Through selfless action, he attains fulfillment.

                 The seventh passage of the Tao Te Ching is essentially an affirmation of some of the things that have already been mentioned. However, I have discovered that this substantiation bears repeating because it might not be a particularly simple concept to grasp. While I could easily have dismissed this passage as Lao Tzu being a little redundant, I believe that expounding on the subject would probably suit me – along with anyone else that reads this – a little better.

                I’ve noticed that a great deal of the people in the world love mystery and see both Heaven (the spiritual world) and Earth (the physical world) as among the greatest mysteries of all. Both scientists and laymen are constantly exploring the ‘origins’ of Heaven and Earth, trying to discover how these things came to be and, in some cases, trying to disprove the existence of the former. Was there a really ‘big bang?’ Did a Supreme Being create all that is around us? Are we an experiment by aliens?

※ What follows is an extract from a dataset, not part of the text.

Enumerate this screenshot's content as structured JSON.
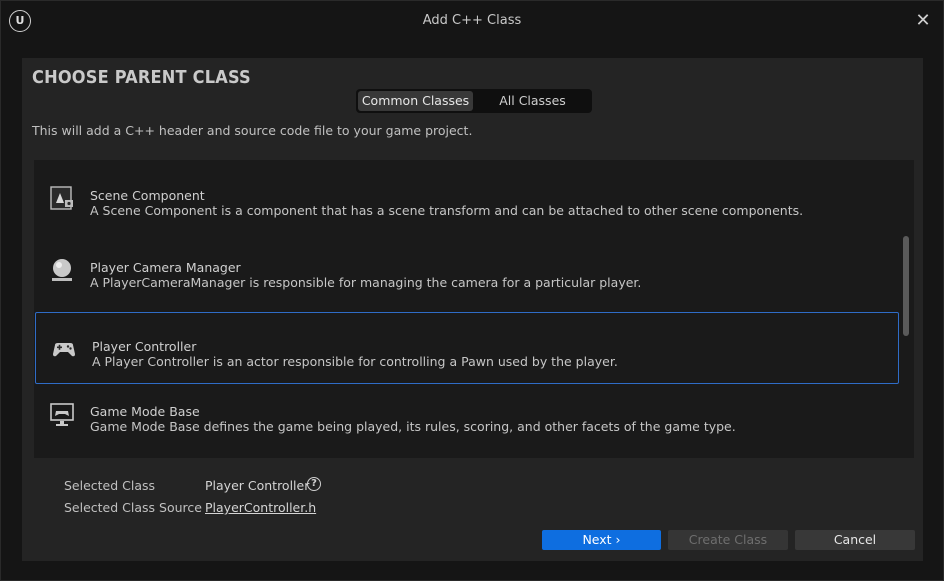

                The Taoist, though he or she may love mysteries and other curiosities, does not look to place such limitations on Heaven and Earth by attempting to define their existences in finite terms. To the Taoist, these things simply exist, always have existed, and always will exist. They are far too vast and enduring for the Taoist to consider being so arrogant and presumptive as to attempt to characterize Heaven and Earth in any kind of conceivable terms. Heaven and Earth simply are, as they always have been, and always shall be.

                The Taoist (or “sage”) attempts not to classify or label Heaven and Earth but simply to exist between them as harmoniously as possible by emulating them to the best of his or her ability. By not competing, not contrasting, not assigning labels, and not seeking conflict, the Taoist remains uninvolved in secular movements and “drama” and thus, through neutrality, remains involved in all things because he or she can see the ten-thousand things for what they truly are. By not choosing to seek advantage or “take a side,” the Taoist is afforded a comfortable place in all disputes by not having to be declared a ‘winner’ or ‘loser.’ By doing things that lack selfish motivation, the Taoist recognizes his or her own accomplishments and savors them without concerns for gains, losses, or appreciation from others. Content in having done something, the Taoist moves on to the next thing with a peaceful heart.

                It is difficult for many to comprehend that some things – like Heaven and Earth – just exist and do not need to be understood, defined, broken-down, and explained. As well, it seems that many people consider it “impossible” to remain uninvolved in situations that don’t truly relate to them or to do things without some measure of gain or display of approval or gratitude for having done it. It is, of course, nothing more than conditioning to feel that detachment from things is wrong; society is determined that we people should believe that we are completely dependent on one-another in all aspects of life and that any person who contentedly exists on his or her own is ‘antisocial’ and resultantly ‘has problems.’ We are conditioned to believe that we are all involved in everything, that nobody should be left-out (even if they wish to be, because they clearly ‘have problems’ and require an ‘intervention’), and that all living things are bound-by-carbon as human science understands it.

                Don’t misinterpret my words: there is nothing wrong with enjoying the company of others or receiving some manner of praise or thankfulness for one’s efforts. However, the Taoist understands and accepts that these things are not guaranteed and acknowledges that such things are not necessary to find contentment in life. The Taoist is not hurt by social rejection because he or she did not see acceptance as a necessity for happiness. The Taoist does not refuse to do things because he or she did not receive consent, veneration, or thanks the last time these things were done. Like Heaven and Earth, the Taoist simply is and simply does.